As an example, suppose that you are at latitude $45^\circ$, and longitude $-75^\circ$ (i.e. $45^\circ$ North, and $75^\circ$ West). Then
$ W = (0, 0.7071, 0.683 ) $
while
$ N = ( - \sin \theta_1 \cos \phi_1, - \sin \theta_1 \sin \phi_1, \cos \theta_1) = (-0.183, 0.683, 0.7071)$
and the local east is
$ E = ( - \sin \phi_1 , \cos \phi_1 , 0 ) = (0.9659, 0.2588,0)$
Hence,
$ W \cdot N = 0.9659 $
$ W \cdot E = 0.183 $
Hence, the trigonometric equation to solve is
$ 0.9659 \cos \phi + 0.183 \sin \phi = 0 $
From which
$ \tan \phi = - \dfrac{0.9659}{0.183} = -5.278$
Therefore, $\phi = -79.272^\circ $ or $ \phi = 100.728 $
Remember that $\phi$ is a clockwise rotation (from north through east).
But only one value of $\phi$ is correct. To choose the correct one, we have to ensure our direction $ V $ makes an acute angle with $ Q - P_1$.
Now
$ Q - P_1 = (1, 0, 0) - (0.25882, -0.683, 0.7071) = (0.74118, 0.683, -0.7071) $
And with $\phi = -79.272 $ our vector $V$ is
$ V = \cos(-79.272) (-0.183, 0.683, 0.7071) + \sin(-79.272) (0.9659, 0.2588,0) \\= (-0.9831, -0.12714, 0.13162) $
So
$ (Q - P_1) \cdot V = -0.90856 \lt 0 $
So $-79.272$ is not the correct value of $\phi$.
With $ \phi = 100.728$, our vector $V$ is
$ V = \cos(100.728) (-0.183, 0.683, 0.7071) + \sin(100.728) (0.9659, 0.2588, 0) \\= (0.9831, 0.12714, -0.131620 ) $
And
$ (Q - P_1) \cdot V = 0.90856 \gt 0 $
So $100.728$ is the correct value of $\phi$.

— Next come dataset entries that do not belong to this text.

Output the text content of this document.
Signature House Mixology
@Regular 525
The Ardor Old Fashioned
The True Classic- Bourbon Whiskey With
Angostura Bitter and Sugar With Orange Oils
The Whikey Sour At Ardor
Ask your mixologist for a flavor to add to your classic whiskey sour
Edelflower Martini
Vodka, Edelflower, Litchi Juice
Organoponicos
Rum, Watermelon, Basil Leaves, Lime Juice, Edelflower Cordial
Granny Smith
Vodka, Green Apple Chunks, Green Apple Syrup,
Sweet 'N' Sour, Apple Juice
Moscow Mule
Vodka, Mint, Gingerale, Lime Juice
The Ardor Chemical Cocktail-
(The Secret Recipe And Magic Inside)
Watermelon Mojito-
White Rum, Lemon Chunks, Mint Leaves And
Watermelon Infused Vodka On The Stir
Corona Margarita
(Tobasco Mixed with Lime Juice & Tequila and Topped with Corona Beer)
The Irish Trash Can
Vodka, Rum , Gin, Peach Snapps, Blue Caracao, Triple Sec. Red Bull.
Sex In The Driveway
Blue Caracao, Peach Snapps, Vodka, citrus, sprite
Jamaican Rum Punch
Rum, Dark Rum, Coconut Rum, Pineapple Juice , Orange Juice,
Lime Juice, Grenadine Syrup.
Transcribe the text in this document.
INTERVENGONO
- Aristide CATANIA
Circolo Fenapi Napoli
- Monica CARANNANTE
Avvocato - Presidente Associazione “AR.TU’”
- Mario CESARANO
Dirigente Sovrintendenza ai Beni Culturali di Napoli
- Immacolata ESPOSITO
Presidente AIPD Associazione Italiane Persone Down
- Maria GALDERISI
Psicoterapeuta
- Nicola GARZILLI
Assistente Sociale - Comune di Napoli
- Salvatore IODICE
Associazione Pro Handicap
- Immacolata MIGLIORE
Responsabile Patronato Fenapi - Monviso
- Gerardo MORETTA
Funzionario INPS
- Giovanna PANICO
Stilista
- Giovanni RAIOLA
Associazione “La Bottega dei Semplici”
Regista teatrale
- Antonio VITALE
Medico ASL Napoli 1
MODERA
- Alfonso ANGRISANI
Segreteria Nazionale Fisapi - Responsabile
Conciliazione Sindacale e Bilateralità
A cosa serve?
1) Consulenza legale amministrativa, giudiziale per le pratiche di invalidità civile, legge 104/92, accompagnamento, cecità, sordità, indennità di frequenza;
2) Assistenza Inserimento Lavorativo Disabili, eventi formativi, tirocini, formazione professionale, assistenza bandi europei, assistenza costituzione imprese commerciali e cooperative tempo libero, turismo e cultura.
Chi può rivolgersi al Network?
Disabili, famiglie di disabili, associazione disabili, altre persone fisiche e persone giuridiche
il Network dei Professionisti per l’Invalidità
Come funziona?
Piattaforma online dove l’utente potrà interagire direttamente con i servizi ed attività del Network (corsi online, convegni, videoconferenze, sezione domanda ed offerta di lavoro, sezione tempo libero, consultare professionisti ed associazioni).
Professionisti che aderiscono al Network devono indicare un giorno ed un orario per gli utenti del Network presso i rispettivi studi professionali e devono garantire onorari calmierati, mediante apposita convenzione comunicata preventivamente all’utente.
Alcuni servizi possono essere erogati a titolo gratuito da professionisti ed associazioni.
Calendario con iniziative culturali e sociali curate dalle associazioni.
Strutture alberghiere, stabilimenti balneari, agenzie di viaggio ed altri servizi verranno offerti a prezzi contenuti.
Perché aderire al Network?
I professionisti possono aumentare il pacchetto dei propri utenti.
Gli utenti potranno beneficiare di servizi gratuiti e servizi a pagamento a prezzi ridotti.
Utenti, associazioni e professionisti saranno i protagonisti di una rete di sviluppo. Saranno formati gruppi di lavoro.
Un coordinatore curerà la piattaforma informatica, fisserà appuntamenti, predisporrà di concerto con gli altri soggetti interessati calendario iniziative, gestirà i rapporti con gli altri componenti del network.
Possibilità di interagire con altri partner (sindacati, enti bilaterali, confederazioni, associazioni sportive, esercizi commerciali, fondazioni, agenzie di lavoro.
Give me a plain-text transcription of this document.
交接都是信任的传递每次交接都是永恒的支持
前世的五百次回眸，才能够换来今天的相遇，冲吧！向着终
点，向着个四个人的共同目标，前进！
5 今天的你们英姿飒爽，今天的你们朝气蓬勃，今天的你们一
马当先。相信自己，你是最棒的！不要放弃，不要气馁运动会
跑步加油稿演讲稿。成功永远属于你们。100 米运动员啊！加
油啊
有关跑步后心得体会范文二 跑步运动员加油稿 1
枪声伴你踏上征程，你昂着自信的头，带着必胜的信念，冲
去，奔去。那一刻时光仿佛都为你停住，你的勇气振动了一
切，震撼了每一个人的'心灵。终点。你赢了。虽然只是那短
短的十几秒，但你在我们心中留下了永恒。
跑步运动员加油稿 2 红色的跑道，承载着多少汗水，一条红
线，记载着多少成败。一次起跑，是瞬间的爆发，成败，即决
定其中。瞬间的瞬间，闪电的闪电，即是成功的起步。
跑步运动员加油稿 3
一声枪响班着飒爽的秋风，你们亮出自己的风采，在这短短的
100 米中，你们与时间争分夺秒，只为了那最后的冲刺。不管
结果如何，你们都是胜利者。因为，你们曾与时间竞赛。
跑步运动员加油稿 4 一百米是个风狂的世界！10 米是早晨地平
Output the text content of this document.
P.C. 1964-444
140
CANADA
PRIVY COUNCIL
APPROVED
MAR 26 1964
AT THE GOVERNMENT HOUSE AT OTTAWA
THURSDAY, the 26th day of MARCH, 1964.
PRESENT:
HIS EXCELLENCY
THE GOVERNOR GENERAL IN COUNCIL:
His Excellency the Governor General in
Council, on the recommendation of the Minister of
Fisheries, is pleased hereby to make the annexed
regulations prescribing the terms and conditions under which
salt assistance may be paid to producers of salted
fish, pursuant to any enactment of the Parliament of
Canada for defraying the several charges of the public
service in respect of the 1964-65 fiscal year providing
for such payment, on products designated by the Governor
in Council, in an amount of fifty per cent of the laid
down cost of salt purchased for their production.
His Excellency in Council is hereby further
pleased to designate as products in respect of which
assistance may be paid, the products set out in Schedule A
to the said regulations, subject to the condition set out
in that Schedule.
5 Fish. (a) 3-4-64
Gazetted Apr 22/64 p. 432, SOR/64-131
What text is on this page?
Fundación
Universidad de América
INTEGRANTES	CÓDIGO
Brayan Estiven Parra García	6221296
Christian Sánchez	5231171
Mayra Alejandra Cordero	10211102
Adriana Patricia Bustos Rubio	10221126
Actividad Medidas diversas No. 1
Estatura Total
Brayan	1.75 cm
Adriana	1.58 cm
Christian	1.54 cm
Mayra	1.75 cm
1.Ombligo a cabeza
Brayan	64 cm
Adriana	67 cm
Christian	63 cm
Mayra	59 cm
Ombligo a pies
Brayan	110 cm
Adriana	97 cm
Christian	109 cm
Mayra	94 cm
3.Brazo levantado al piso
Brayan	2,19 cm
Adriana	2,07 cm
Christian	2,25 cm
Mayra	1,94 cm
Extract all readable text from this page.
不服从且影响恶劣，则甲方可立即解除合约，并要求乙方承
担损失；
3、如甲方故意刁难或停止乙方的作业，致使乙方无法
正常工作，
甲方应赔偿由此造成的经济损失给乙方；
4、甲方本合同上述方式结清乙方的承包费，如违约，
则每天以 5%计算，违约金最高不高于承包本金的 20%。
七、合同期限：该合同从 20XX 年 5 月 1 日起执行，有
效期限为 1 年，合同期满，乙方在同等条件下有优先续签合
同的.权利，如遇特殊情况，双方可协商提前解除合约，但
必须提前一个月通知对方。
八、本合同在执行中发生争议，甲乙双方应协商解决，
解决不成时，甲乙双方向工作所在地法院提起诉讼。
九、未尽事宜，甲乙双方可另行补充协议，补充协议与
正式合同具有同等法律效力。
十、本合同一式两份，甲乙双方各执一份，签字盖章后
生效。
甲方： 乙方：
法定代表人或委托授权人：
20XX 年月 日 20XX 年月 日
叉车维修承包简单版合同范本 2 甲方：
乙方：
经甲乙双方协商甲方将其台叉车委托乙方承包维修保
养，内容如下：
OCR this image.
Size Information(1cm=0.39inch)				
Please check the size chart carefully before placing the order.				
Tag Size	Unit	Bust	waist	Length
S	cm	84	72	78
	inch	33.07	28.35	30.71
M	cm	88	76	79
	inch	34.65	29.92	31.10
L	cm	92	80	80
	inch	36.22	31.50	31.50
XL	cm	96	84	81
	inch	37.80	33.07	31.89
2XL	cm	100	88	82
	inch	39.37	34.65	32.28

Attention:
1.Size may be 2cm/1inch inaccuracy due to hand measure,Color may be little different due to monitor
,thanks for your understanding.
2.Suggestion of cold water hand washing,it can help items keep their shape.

Note that you don't have to do the calculations for $V$ twice (i.e. for both $\phi$'s), do the calculation for only one of the two values of $\phi$, if the dot product with $Q- P_1$ is positive then this is your $\phi$, otherwise, the correct $\phi$ is the other value.